Too many times in recent years, we remain at risk as a people. In 1998, the body of James Byrd, a 49-year-old black man in Jasper, Texas, was ripped to pieces as it was dragged more than a mile and a half by white people driving a pickup truck. More recent heinous hate crimes include the deaths of Trayvon Martin, Michael Brown, Eric Garner, and Tamir Rice — just to name a few.

According to Rutgers University, black men today are 2.5 times more likely than white men to be victims of violence. From 2013 to 2017, 11,456 fatal encounters with police and members of the public were reported.

At the same time, the emergence of hate groups has been on the rise, according to the Southern Poverty Law Center. The SPLC’s Hate Map by State shows that the largest numbers of hate groups are located in California (83), Florida (75) and Texas (73). Hate groups also can be found in 45 other states and in more metropolitan areas such as Atlanta, Chicago, New York City, Sacramento, Philadelphia and Pittsburgh.

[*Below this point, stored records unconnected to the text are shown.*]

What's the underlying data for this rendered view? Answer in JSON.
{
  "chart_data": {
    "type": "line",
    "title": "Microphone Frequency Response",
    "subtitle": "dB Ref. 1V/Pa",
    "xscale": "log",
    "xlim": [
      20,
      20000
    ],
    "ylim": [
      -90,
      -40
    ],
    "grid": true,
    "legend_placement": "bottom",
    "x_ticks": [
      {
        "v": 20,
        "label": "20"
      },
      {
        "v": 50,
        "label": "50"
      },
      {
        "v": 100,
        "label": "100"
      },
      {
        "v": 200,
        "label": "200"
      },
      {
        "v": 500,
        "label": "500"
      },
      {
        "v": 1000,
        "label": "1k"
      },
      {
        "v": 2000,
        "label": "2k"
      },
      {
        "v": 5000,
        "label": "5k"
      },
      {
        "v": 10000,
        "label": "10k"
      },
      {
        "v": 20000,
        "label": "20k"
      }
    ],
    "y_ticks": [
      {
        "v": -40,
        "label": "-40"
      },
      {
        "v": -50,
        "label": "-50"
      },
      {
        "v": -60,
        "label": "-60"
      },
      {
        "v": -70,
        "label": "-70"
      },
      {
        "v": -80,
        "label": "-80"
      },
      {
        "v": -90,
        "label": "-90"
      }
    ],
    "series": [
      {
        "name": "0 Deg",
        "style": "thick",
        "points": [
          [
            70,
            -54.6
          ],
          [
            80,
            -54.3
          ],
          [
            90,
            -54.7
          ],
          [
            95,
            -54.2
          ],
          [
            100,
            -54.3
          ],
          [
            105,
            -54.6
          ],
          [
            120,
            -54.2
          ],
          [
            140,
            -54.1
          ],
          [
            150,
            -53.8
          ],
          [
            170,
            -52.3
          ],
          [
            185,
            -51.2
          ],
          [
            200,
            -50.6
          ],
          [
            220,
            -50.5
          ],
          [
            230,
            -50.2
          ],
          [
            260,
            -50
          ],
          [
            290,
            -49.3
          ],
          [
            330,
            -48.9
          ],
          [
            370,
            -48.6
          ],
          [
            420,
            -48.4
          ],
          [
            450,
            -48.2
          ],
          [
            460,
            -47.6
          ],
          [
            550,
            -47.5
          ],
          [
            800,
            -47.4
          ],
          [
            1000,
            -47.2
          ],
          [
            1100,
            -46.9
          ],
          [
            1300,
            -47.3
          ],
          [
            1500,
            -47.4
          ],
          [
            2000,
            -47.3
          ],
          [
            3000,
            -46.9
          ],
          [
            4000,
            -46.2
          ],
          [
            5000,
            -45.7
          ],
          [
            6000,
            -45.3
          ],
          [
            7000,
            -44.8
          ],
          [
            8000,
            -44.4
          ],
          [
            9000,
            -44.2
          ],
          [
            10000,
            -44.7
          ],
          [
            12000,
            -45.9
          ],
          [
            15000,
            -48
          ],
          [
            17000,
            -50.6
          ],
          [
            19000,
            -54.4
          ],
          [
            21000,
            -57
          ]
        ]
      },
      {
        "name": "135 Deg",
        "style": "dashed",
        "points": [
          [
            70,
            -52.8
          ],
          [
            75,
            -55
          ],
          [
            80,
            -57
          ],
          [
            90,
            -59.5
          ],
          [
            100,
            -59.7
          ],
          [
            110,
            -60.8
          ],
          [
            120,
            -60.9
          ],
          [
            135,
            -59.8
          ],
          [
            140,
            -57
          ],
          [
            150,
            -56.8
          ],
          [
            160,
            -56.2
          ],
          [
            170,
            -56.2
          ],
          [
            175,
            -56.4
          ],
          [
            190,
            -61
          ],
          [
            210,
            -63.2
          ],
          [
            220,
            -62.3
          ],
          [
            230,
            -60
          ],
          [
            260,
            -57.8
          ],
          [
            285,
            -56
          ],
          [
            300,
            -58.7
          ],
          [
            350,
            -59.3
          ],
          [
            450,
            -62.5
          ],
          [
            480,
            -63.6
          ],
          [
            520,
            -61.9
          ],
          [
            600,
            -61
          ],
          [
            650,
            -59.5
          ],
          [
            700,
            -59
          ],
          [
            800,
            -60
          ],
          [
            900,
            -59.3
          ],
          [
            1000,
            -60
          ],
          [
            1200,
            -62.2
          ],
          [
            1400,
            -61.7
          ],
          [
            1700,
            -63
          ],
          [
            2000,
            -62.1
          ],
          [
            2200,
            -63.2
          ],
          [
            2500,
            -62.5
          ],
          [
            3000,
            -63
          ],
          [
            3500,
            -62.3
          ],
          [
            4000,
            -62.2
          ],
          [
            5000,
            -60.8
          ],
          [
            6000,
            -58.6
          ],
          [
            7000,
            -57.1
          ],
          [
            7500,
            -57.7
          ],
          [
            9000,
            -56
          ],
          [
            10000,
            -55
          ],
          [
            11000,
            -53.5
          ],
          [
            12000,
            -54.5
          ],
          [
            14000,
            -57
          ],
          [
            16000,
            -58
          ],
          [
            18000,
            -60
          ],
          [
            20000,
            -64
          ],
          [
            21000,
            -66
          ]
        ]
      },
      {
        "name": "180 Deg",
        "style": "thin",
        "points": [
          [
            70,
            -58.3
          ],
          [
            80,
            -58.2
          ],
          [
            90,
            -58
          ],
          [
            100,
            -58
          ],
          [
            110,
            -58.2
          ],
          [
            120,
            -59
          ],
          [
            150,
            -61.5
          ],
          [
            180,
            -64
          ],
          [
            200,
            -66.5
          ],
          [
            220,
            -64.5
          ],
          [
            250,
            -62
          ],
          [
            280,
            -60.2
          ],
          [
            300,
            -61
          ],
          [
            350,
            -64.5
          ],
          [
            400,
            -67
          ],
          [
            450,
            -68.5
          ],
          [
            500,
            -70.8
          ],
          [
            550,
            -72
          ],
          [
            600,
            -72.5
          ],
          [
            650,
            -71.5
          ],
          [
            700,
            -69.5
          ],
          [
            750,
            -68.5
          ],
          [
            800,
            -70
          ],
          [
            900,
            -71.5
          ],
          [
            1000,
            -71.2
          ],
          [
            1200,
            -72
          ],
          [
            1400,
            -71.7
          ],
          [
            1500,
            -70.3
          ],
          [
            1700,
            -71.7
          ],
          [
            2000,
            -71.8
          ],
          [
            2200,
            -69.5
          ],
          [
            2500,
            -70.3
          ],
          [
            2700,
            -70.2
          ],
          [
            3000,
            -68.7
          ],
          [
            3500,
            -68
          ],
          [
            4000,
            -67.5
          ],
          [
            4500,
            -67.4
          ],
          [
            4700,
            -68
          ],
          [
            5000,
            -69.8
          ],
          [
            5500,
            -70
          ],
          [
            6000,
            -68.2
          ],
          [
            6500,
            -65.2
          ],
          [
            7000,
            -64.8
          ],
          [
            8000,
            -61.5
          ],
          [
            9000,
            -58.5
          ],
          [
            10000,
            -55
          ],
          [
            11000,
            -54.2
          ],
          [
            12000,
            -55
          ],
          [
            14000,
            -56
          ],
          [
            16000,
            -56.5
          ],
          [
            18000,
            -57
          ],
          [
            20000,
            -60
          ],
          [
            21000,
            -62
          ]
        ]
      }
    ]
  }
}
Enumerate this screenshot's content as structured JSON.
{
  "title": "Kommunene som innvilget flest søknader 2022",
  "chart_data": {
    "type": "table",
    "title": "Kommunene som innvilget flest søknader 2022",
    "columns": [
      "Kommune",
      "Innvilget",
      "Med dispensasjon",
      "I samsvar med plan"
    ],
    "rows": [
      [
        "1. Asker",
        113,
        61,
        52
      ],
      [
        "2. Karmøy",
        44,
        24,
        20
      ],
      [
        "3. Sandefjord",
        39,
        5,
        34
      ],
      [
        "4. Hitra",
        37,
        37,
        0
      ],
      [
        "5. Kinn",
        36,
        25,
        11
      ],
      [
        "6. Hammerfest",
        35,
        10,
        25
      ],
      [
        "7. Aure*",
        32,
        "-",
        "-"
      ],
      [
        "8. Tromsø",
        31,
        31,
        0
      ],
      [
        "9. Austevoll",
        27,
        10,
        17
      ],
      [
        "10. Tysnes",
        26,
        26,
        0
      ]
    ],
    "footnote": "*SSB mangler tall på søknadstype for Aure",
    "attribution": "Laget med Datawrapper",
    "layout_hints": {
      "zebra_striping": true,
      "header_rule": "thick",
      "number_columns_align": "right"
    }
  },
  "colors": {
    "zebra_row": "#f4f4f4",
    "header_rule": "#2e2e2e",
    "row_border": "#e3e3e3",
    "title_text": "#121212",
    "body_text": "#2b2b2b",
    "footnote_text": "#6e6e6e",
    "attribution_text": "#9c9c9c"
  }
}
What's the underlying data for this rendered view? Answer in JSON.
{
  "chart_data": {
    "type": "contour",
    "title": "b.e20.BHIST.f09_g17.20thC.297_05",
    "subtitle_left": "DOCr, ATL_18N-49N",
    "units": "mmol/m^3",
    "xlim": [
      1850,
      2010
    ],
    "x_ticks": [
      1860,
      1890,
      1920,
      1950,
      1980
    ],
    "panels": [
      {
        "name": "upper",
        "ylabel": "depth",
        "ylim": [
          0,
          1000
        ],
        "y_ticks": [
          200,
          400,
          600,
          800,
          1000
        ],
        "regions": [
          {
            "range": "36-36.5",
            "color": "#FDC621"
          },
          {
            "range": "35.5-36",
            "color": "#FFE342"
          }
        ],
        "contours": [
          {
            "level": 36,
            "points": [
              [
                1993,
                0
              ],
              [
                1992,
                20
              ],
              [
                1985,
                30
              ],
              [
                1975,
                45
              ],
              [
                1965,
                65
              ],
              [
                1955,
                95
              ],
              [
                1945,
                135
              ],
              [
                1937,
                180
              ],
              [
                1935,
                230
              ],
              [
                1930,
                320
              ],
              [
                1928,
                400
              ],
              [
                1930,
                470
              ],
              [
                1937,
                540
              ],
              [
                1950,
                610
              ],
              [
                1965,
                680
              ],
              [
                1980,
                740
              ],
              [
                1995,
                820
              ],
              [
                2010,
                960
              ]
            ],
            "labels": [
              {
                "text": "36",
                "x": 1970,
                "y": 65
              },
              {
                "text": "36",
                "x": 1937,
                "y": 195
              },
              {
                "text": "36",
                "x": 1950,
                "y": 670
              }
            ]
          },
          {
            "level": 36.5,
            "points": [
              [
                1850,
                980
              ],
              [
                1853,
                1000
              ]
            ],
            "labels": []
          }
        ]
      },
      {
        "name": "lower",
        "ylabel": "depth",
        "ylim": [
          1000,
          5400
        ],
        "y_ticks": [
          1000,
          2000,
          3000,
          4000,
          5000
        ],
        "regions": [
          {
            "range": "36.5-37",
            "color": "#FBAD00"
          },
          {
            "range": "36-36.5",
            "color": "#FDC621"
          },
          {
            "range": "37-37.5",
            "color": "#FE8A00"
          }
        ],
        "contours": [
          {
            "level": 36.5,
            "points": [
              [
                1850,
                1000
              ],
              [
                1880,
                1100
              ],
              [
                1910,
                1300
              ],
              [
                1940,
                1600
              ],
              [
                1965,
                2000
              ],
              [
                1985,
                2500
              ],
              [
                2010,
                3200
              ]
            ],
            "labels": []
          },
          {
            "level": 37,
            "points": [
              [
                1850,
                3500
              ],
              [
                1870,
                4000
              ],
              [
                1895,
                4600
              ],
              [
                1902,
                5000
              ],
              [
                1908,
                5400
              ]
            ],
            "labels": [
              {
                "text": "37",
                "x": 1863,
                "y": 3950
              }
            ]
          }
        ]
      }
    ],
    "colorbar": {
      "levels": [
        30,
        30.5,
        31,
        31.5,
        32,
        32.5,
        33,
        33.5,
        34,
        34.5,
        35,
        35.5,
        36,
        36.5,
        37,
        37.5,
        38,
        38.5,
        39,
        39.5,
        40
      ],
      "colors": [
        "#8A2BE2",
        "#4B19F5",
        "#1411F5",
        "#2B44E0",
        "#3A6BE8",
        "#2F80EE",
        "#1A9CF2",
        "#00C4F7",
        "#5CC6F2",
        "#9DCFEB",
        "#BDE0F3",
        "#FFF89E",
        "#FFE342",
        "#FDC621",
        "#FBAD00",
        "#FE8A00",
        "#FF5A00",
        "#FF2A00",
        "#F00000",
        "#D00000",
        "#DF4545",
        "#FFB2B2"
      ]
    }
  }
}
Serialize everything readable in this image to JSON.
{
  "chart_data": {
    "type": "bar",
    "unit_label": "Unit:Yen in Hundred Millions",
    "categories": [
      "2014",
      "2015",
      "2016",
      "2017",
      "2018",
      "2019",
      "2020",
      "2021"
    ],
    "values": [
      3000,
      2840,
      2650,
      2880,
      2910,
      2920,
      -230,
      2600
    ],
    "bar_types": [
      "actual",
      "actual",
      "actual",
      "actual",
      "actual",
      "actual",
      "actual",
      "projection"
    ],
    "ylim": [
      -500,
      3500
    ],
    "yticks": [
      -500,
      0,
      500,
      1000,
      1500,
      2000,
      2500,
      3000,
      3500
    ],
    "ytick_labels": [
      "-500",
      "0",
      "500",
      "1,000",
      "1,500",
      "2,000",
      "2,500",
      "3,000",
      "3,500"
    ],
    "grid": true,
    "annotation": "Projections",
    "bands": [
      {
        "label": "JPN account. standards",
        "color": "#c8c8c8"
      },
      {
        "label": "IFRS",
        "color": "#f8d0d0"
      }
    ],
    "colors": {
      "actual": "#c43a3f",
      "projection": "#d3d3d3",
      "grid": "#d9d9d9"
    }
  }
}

Just as the assassination of Dr. Martin Luther King Jr. prompted the enactment of major civil rights legislation, now is the time for our nation to stand up to the many forms of domestic terrorism that plague the nation. People of conscience and principle have a duty to stand up and speak out for the fullness of our “inalienable rights.”

The writer is deputy communications director of the Center for Responsible Lending.